Although immune memory for HepB exist persistently in children, HepB booster is recommended to children without anti-HBs in the endemic areas due to the increasing risk of exposure to HBV. Currently, although the available evidence does not provide a compelling basis for recommending a booster dose of Hepatitis B vaccine[6, 24] and chronic HBV infection rarely occurs after primary immunization even when anti-HBs is lower than 10 mIU/mL[6, 25]. However, according to our previous study, the prevalence of HBsAg and anti-HBc began to rise significantly in the 11–16-year-old children compared with 1-10-year-old children (from 0.46–1.40% and from 5.69–7.8% respectively). This may suggest that the risk of exposure to hepatitis B virus is increased in > 10 years old children, and more attention should be paid to this age group, and HepB booster should be conducted to reduce the risk of breakthrough infection. Some individuals with anti-HBs < 10mIU/ml who are at high risk of HBV exposure will require only one HepB booster to achieve protective anti-HBs. Hepatitis B vaccine has been continuously optimized since it was launched in 1986. The immunization strategy of HepB in China has been continuously improved and its safety has been confirmed. Furthermore, serosurvey shows that the prevalence of HBV is significantly reduced[2–4, 26], which is closely related to hepatitis B vaccination, which further proves that vaccination against hepatitis B is an economic and effective means to prevent and control hepatitis B.

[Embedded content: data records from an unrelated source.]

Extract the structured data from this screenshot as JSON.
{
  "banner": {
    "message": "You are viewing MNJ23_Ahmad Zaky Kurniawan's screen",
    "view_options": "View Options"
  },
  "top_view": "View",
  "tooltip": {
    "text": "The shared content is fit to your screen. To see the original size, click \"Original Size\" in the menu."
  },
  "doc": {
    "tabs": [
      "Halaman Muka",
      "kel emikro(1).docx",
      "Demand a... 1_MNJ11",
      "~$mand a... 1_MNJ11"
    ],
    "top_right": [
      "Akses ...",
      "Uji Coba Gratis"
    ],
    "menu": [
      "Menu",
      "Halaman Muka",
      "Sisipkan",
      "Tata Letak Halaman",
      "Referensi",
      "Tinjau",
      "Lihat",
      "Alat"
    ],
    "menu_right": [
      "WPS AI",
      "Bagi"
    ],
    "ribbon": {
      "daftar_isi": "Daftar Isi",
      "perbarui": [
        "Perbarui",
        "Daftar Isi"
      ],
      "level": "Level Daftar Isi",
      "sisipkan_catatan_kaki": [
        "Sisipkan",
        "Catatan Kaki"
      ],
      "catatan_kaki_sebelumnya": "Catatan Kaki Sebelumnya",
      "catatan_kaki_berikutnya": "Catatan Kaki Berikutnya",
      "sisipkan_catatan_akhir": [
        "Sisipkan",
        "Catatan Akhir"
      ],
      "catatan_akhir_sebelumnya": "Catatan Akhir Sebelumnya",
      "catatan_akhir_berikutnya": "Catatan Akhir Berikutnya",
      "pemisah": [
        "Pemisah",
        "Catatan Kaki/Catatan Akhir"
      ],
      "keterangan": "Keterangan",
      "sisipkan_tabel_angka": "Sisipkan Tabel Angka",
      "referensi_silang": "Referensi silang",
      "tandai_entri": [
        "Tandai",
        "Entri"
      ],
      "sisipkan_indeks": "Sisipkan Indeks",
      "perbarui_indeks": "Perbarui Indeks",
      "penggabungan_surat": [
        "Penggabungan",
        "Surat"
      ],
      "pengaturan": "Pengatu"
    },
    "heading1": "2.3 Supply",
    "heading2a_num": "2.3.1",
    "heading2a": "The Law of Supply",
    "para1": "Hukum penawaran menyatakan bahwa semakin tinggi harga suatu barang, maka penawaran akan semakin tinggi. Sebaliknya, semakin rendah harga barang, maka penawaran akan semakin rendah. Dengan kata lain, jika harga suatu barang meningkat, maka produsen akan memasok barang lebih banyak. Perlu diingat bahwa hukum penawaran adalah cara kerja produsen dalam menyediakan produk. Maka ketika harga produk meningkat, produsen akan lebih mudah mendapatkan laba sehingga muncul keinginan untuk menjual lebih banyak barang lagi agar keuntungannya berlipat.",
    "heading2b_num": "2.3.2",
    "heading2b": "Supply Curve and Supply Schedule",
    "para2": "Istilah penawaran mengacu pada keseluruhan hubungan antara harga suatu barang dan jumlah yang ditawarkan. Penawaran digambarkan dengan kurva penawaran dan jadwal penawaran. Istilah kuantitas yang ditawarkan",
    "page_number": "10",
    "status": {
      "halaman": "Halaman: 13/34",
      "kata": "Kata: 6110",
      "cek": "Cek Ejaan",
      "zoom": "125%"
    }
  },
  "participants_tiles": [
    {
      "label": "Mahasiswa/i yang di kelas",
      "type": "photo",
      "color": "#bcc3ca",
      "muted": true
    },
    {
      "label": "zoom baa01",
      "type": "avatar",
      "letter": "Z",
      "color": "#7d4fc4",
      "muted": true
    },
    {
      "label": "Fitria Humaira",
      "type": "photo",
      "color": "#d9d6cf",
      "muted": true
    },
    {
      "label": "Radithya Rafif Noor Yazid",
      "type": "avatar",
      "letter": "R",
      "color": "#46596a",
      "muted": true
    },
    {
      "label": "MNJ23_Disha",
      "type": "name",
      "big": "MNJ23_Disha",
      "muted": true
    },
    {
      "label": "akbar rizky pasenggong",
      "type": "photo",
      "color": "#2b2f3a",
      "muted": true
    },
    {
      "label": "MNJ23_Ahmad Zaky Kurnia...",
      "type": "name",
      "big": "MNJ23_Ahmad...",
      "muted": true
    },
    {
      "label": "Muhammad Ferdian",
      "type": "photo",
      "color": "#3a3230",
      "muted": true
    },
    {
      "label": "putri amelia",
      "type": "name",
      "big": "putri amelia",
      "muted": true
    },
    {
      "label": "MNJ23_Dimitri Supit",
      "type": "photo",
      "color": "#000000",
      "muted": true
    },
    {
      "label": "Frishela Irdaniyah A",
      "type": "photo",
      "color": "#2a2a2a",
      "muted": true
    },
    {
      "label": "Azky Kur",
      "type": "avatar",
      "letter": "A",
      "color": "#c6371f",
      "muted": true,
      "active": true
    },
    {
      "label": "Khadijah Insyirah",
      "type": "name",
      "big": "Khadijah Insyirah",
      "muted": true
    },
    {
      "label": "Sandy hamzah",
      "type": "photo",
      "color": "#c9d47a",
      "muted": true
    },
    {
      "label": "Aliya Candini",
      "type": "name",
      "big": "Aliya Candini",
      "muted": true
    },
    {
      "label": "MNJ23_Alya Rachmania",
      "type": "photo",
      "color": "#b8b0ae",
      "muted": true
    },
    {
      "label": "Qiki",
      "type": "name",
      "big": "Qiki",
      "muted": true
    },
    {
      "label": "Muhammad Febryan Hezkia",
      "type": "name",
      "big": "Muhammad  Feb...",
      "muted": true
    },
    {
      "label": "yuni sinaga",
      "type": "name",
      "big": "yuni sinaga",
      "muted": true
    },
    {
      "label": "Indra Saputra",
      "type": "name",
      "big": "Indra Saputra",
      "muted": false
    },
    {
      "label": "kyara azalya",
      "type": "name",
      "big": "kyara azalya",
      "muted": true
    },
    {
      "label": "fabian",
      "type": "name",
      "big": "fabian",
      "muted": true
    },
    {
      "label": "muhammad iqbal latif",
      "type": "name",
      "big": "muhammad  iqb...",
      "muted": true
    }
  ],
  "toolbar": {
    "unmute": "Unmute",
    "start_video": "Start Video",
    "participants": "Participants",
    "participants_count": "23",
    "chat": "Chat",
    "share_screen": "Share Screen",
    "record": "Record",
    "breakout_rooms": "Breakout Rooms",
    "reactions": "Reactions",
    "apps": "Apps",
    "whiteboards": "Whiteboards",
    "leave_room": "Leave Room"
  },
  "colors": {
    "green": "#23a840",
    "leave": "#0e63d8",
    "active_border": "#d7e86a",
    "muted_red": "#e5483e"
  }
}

In addition to T cellular immune response, B cells also participate in HBV vaccine response by generating a protective level of anti-HBs. Our results demonstrated that total B cells including some antibody-secreting cells decreased dramatically after booster. Furthermore, reductions in plasmablasts, memory B cells and unswitched memory B cells were observed in individuals, especially in children with pre-booster anti-HBs= [10,100) mIU/ml. After vaccination, there is rapid activation of circulating memory cells to terminally differentiate into low-affinity plasma or formation of germinal centers, which mediate further proliferation and selection for antigen binding later[28, 29]. In this study, there was a decline in memory B cells, unswitched memory B cells and plasmablasts appearing in the peripheral blood post-booster. But subjects did show an increase in anti-HBs in the blood, so they must have produced antibody-secreting cells at some time before blood collection which may be high-affinity.
In conclusion, this study had comprehensively analyzed humoral and cellular immune response to Hepatitis B vaccine booster in children before and after neonatal immunization. Protection from primary HBV immunization persists long on account of the complementary presence of HBV-specific humoral and T-cellular immune response. In addition, we demonstrated that one dose of HepB booster is efficient enough to produce protective anti-HBs and enhance HBsAg-specific T cell responses. As the most economical and effective way, HepB booster immunization could be recommended to children without anti-HBs in the endemic areas to prevent HBV infection.